记录遇见的校招笔试题
频率计数器
`timescale 1ns/1ps
/*
若参考时钟为100MHz
检测频率范围1Hz~1MHz,由于参考时钟远快于被测时钟
现将被测时钟打三拍检测上升沿
然后再参考时钟域下计数
上升沿计数清零并保存计数器最大值
然后用参考时钟除以(计数最大值+1)得到被测时钟频率
若参考时钟频率为100MHz
检测频率范围1MHz到200MHZ或者1MZ~100MHz、1MHz~500MHz
先用被测时钟进行计数到199、99、499,,目的是为了降低被测时钟频率,方便100MHz去采样
0~99:1;100~199:0,其他亦然
将该信号打3拍进入参考时钟域
在高电平期间计数
在下降沿锁存计数最大值
然后计算频率
用参考时钟频率*高电平计数周期(被测时钟域下100)/ (高电平下参考时钟计数最大值+1)
*/
module frequency_counter(
input wire clk_100MHz, // 100 MHz reference clock
input wire reset, // Reset signal
input wire signal_in, // Input signal whose frequency needs to be measured
output reg [31:0] frequency // Measured frequency output
);
reg [31:0] counter_100MHz; // Counter for 100 MHz clock cycles
reg [31:0] signal_period; // Measured period of the input signal in 100 MHz clock cycles
/*
reg [31:0] signal_edge_count; // Edge count of input signal
reg signal_in_prev; // Previous state of the input signal
always @(posedge clk_100MHz or posedge reset) begin
if (reset) begin
counter_100MHz <= 32'd0;
signal_period <= 32'd0;
signal_in_prev <= 1'b0;
signal_edge_count <= 32'd0;
frequency <= 32'd0;
end else begin
// Count 100 MHz clock cycles
counter_100MHz <= counter_100MHz + 1;
// Detect rising edge of input signal
if (signal_in && !signal_in_prev) begin
// Capture the period of the signal in 100 MHz clock cycles
signal_period <= counter_100MHz;
counter_100MHz <= 32'd0; // Reset the 100 MHz counter
signal_edge_count <= signal_edge_count + 1; // Increment edge count
end
// Save the current state of the input signal
signal_in_prev <= signal_in;
// Calculate frequency only when we have measured at least one period
if (signal_period != 32'd0) begin
// Frequency = 100 MHz / signal period (in 100 MHz clock cycles)

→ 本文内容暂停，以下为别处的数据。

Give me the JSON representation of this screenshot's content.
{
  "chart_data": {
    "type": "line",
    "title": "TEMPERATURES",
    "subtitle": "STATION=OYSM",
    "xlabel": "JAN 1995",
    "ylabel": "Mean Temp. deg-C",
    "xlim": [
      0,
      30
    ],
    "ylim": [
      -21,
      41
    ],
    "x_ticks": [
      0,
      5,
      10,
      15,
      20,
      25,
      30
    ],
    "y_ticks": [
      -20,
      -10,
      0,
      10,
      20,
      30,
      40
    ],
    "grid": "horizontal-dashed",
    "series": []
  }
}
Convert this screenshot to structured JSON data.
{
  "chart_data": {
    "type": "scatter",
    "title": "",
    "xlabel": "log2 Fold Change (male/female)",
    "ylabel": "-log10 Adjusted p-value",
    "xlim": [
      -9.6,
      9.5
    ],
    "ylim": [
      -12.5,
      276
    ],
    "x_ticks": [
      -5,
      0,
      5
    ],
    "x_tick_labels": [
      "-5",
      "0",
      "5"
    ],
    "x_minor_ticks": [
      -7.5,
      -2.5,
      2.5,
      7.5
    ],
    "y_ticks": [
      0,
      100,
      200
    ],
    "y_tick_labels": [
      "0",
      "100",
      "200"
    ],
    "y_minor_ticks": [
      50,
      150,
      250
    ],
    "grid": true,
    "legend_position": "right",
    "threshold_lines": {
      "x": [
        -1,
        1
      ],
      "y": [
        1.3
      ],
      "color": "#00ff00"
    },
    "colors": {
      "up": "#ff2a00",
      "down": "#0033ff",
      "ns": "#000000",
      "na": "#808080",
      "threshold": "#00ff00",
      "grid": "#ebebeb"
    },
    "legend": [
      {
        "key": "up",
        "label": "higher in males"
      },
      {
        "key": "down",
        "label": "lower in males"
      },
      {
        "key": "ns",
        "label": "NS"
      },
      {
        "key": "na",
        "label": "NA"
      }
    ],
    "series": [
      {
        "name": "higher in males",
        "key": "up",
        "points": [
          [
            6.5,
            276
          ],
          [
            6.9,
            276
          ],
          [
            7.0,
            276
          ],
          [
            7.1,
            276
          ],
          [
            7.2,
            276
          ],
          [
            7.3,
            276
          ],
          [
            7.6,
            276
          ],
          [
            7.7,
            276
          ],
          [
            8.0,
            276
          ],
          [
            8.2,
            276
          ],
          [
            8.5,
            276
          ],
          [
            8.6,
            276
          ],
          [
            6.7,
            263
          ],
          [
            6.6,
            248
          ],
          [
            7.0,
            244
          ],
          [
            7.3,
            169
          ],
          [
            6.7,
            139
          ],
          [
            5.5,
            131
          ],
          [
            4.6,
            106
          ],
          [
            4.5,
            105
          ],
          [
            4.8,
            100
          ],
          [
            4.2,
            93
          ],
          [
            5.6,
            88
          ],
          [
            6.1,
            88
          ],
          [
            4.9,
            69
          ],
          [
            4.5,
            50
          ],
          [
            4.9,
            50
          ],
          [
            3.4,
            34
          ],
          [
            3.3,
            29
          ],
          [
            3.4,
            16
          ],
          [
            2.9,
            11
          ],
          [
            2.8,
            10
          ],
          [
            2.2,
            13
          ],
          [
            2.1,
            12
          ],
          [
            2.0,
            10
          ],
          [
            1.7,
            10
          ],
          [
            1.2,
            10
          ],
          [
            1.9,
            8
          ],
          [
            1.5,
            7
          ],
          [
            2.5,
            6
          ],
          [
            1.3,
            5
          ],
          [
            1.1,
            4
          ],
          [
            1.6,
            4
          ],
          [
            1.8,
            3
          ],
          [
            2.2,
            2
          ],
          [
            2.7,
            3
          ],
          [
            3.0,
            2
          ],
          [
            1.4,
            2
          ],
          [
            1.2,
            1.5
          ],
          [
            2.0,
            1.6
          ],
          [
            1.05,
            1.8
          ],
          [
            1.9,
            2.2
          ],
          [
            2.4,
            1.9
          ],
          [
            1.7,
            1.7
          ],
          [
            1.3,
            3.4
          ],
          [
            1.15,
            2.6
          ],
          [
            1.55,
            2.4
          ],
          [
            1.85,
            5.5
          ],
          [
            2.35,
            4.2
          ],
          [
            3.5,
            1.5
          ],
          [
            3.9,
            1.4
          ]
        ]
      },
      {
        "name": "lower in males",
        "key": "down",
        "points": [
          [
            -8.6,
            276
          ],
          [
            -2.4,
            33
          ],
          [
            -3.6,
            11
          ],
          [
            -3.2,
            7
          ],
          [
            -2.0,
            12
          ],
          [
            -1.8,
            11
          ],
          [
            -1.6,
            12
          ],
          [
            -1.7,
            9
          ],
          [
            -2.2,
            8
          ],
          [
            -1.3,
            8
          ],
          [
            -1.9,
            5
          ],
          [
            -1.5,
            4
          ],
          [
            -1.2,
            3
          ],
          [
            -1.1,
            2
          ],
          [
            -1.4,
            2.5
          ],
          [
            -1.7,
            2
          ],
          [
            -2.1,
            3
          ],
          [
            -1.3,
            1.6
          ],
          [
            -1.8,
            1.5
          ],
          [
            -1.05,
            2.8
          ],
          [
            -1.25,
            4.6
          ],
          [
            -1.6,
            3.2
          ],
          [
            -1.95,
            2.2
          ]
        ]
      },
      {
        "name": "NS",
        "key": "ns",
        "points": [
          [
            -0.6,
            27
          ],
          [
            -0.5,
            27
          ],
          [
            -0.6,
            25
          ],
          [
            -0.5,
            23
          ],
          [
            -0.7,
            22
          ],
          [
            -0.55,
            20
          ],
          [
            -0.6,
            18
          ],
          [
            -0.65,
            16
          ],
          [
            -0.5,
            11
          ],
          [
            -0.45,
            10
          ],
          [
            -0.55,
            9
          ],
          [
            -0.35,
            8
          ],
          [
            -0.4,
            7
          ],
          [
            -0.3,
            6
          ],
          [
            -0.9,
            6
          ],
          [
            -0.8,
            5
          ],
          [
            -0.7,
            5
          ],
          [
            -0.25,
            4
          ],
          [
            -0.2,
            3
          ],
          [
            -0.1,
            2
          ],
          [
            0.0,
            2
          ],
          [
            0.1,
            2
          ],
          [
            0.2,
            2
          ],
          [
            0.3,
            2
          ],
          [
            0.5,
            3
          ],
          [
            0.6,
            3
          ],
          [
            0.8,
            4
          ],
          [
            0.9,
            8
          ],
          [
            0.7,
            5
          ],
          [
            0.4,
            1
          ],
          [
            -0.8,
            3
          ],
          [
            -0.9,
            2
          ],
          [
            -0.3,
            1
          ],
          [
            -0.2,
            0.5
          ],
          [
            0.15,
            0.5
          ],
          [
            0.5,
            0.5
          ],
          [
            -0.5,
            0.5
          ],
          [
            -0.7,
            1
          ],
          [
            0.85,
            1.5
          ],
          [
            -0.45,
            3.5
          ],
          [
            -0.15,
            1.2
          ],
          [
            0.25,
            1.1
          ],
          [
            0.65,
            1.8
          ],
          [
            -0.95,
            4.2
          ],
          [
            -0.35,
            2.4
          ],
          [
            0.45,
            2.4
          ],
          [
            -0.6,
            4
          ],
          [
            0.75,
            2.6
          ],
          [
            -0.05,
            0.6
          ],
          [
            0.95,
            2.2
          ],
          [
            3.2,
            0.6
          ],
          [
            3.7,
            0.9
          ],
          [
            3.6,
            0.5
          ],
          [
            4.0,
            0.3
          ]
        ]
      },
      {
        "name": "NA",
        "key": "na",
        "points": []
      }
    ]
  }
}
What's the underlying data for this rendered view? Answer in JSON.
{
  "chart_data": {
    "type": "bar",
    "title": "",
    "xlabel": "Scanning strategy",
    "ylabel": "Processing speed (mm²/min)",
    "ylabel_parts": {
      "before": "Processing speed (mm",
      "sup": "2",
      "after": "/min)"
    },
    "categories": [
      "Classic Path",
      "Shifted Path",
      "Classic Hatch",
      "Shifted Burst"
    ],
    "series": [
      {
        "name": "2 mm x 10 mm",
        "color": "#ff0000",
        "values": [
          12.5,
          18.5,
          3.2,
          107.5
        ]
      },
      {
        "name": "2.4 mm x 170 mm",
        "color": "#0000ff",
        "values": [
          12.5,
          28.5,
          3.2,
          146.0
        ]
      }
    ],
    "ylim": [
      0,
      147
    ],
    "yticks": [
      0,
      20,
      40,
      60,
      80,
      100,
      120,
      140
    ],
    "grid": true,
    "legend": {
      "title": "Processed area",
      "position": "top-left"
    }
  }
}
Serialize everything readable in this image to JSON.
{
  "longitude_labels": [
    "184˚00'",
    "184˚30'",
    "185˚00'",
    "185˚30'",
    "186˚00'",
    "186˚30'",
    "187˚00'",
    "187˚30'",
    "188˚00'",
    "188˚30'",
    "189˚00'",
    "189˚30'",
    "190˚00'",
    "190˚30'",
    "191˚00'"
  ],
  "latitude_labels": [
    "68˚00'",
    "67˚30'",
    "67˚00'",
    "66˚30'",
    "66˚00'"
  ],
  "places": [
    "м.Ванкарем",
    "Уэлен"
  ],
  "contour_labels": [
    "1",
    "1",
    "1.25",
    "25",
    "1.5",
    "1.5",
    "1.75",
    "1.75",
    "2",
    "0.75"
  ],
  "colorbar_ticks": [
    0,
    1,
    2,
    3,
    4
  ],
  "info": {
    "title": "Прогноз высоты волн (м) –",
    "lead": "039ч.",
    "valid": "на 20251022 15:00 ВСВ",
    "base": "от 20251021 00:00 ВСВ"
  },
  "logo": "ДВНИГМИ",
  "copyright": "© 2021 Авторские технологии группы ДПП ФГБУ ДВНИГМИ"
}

frequency <= 100_000_000 / signal_period;
end
end
end
*/
reg [2:0] signal_in_prev;
reg out_flag;
always@(posedge clk_100MHz)begin
if(reset)begin
signal_in_prev <= 0;
end
else begin
signal_in_prev <= {signal_in_prev[1:0],signal_in};
end
end
always@(posedge clk_100MHz)begin
if(reset)begin
counter_100MHz <= 0;
signal_period <= 0;
counter_100MHz <= 0;
out_flag <= 0;
end
else if(signal_in_prev[2:1]==2'b01)begin
signal_period <= counter_100MHz;
counter_100MHz <= 0;
out_flag <= 1;
end
else begin
counter_100MHz <= counter_100MHz + 1;
signal_period <= signal_period;
out_flag <= 0;
end
end
always@(posedge clk_100MHz)begin
if(reset)begin
frequency <= 0;
end
else if(out_flag)begin
frequency <= 100_000_000 / (signal_period + 1);
end
else begin
frequency <= frequency;
end
end
endmodule
`timescale 1ns/1ps
module frequency_counter_tb;
// Parameters
localparam CLK_PERIOD = 10; // 100 MHz clock period (10 ns)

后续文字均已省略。